Part of the answer is that the VUI has evolved differently than the GUI. The GUI was essentially defined by example by a few successful products (the Apple Macintosh, Microsoft Windows PCs, and widely used Web browsers). One could argue that the GUI has become over-burdened with time to the point that it needs proponents of change, but its general form - on PCs at least - has become so familiar that users will resist change. (The iPod has proven that there is room for innovation on small devices, but, again, by defining the GUI by example.)

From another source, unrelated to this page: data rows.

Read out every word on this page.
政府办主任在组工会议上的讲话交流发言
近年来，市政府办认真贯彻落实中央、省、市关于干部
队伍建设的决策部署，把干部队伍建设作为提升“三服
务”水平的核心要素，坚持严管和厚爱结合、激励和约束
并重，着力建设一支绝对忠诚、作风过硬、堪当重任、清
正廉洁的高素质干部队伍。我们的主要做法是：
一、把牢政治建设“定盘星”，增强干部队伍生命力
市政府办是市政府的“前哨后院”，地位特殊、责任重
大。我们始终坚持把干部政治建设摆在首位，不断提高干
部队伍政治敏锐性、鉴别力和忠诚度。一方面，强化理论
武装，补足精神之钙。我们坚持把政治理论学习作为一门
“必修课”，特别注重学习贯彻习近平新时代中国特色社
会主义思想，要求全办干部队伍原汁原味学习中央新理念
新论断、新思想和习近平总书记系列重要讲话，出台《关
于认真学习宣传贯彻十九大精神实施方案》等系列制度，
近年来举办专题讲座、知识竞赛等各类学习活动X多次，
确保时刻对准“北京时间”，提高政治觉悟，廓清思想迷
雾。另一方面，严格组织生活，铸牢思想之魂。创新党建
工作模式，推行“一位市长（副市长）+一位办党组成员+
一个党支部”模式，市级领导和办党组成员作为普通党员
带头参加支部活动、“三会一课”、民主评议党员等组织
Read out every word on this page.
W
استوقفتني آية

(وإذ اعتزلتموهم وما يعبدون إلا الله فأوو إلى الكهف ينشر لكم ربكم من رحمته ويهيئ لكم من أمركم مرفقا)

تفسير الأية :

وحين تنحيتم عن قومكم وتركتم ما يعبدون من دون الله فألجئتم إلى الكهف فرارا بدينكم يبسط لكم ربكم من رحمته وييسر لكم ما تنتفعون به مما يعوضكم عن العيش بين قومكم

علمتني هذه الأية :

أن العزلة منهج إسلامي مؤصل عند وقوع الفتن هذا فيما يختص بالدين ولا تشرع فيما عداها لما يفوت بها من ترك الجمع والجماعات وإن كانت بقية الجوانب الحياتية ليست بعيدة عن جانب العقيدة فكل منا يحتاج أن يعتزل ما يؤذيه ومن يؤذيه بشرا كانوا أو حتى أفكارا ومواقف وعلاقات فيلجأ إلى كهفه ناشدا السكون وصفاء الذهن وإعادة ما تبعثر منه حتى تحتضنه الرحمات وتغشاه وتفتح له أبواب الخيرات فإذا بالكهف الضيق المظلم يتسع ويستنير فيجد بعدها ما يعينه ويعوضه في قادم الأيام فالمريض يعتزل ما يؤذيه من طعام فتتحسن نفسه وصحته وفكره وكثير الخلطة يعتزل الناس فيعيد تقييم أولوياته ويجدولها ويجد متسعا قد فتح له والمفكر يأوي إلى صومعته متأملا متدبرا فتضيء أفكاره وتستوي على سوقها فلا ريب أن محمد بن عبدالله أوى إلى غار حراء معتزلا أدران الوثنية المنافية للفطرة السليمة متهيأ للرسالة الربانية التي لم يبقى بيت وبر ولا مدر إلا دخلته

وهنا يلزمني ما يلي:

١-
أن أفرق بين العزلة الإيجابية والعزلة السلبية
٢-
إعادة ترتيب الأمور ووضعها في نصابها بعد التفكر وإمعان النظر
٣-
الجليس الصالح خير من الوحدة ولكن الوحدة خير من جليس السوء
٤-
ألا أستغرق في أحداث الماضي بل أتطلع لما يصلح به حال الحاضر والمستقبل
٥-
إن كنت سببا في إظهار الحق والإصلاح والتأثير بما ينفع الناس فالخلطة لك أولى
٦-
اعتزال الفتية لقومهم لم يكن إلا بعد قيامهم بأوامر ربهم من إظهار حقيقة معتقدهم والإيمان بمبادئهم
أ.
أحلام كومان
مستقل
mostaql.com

There is more controversy than consistency in today's VUI designs. There are, for example, debates over how much use of "persona" (creating a particular personality for the voice user interface) is appropriate (with critics suggesting in part that over-personification can lead the caller to speak too informally). Many applications go the other direction and simply mimic a touchtone menu with speech, over-structuring the dialog and not taking advantage of the increased flexibility the VUI offers. The most appropriate response to these debates may be that the answer depends on the specific case. Solid research can certainly help, but we are not likely to see one accepted approach that applies universally. And, even in specific cases, the best answer may change over time as speech technology and development tools improve.

There are some excellent books, articles, papers, and courses on VUI design that will get conscientious beginners off to a good start. An increasing number of dialog components encapsulate good practices. Unfortunately, there is no guarantee that all newcomers will be aware of or avail themselves of these assets. As speech recognition increasingly enters the "mainstream," creating the need for many new skilled practitioners, there is a real danger that bad implementations by developers inexperienced with VUI design will give speech technology a bad reputation. Further, the danger of unreliable platforms or applications that can't be maintained over time will give buyers a negative view of the technology. All of us whose livelihood is affected by the progress of the VUI should be concerned about the quality of deployed solutions - these will influence the perception and acceptance of the VUI by customers, opinion-makers, executives that make budget decisions, and investment analysts.

There is indeed a speech industry with a vested interest in good practices in VUI design, effective application delivery, and continued progress in core technology, tools and standards. This magazine is an example of a resource serving that industry. There is also a need for organizations like AVIOS that provide a centralized resource for promoting, finding and developing good practices and improved technology.

Do you consider yourself a part of the speech industry? If you are reading this, you probably should.

William Meisel is the executive director of AVIOS ( www.avios.org ), and president, TMA Associates ( www.tmaa.com ).